I clear my throat"that um that makes a lot of sense" I look at her.

"Hell come back around, I know hes done unforgivable things, and im so angry at him too, but when he does we need to forgive him, help him, and love him. You couldeve called me you know, im kinda dissapointed you didnt. I know I was here for cleveland, but i promised beck id always be there for her boys. I meant that promise with everything im me" laurel tells me firm but with love.

More tears stream down my face.
"i dont want my brother to hate me. Hes the only one who truely knows, because she was his mom too, and i know everyones sad, she was your best friend, and belly and stevens godmother but loosing a mom is just...".

laurel hugs me tight.
"I know, its not the same" she comforts, and I cry into her shoulder.

"Lets not dwell on this, lets focus on something else, my sweet connie" she wipes my tears.

"I know, ill never replace her, but im your mom now too. Never forget that ever, i love you" laurel tells me.

"i love you too" I reply.

"Aw con you actually said, it I mean ive always known you loved me" she starts.

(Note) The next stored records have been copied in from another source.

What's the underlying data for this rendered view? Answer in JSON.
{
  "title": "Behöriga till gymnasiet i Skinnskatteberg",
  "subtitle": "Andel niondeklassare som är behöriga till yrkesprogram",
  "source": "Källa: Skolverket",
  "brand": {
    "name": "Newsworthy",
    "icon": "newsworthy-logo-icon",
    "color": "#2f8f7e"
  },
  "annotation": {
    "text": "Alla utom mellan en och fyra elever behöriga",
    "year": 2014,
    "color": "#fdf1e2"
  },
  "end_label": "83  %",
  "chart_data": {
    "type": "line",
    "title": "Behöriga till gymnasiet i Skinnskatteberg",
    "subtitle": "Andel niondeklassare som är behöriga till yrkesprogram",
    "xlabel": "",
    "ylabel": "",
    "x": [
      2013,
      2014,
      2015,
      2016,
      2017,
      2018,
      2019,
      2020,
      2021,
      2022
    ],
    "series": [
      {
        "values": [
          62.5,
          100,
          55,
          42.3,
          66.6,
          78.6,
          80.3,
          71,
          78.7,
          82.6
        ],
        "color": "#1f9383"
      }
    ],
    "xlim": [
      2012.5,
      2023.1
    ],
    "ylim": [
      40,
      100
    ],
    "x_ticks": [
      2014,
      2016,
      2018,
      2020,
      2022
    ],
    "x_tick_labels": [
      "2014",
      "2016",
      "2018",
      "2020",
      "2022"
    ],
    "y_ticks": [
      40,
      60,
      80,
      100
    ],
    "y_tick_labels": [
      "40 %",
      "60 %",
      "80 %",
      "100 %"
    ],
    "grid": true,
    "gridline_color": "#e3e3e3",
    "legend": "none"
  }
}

"But its nice to hear the words, my therepist helped me realize that. Im able to say it now, I probably dont say it enough to the people i love, especially to belly. I finally told her, she was the first person other than mom, or jere, that i told that too, like actually said it" i reply soft.

"Im so glad things are working out, you know i always hoped itd be you. I love jere, but he was never good enough for my belly. He was too carefree, too life of the party, he never challenged her, or grounded her, or protected her the way you do" laurel tells me and i smile at her.

"Thank you for saying that" I hug her again

"i didnt get to do it, but the night of the fight, i had planned this whole date for belly and I. I was so happy about it. I went to the floral shop, and got her her favorite flowers peonies with roses and poppys. I went to 3 different shops gathering enough meats, cheese, and fruit to make a charchuterie board. I put everything into a picnic basket, and I was going to take her onto the beach at sunset, and have a picnic" I try to hide my emotions, but i know im failing miserably.